Over the past few decades, engineering and statistical principles have played a significant role in the advancement of biology and medicine. In this dissertation, we study two problems which have applications in bioinformatics and epidemiology, respectively. We look at these problems through the lens of statistical inference, and propose exact and approximate algorithms.
The first line of work is on sequence reconstruction over deletion channels, which lies at the intersection of theoretical computer science, information theory and bioinformatics. Deletion channels have become increasingly relevant in bioinformatics to model impairments in DNA sequencing and DNA data storage. Prior works in theoretical computer science have proposed sequence alignment heuristics for deletion impairments. We take an alternate approach to this problem and propose algorithms that are rooted in statistical principles, such as maximum-likelihood decoding and maximum-aposteriori decoding. Our algorithms outperform the state-of-the-art algorithms in this space. Along the way, we also develop mathematical tools that are of general interest beyond the study of deletion channels.

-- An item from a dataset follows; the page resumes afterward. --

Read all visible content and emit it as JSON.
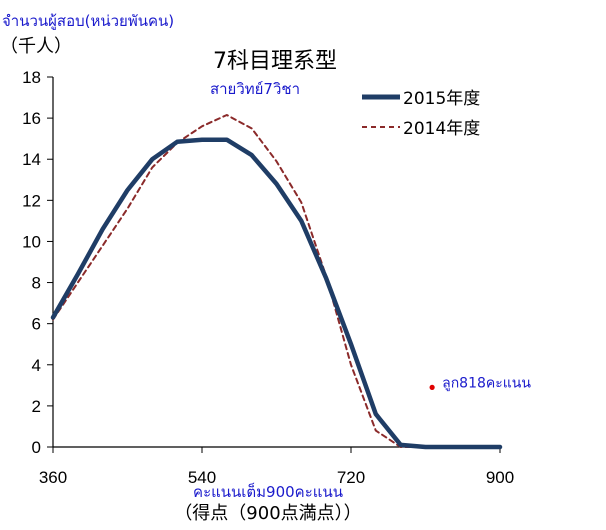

The second line of work is on group testing which is related to information theory, medical testing and epidemiology. Group testing is a technique that pools together diagnostic samples from multiple individuals to identify infected individuals in a population. Such a technique potentially allows us to use fewer tests than what is required to test everyone individually. Here again, we improve upon the state-of-the-art group testing algorithms by developing a new statistical inference approach to this problem. Moreover, while traditional group testing assumes independent infections, we observe that contagious diseases like COVID-19 are governed by community spread. We show that taking into account the side information provided by the community structure may lead to significant savings – upto 60% fewer tests compared to traditional test designs in our experiments. We develop new bounds and new approaches to encoding and decoding algorithms that take into account the community structure and integrate group testing into epidemiological modeling.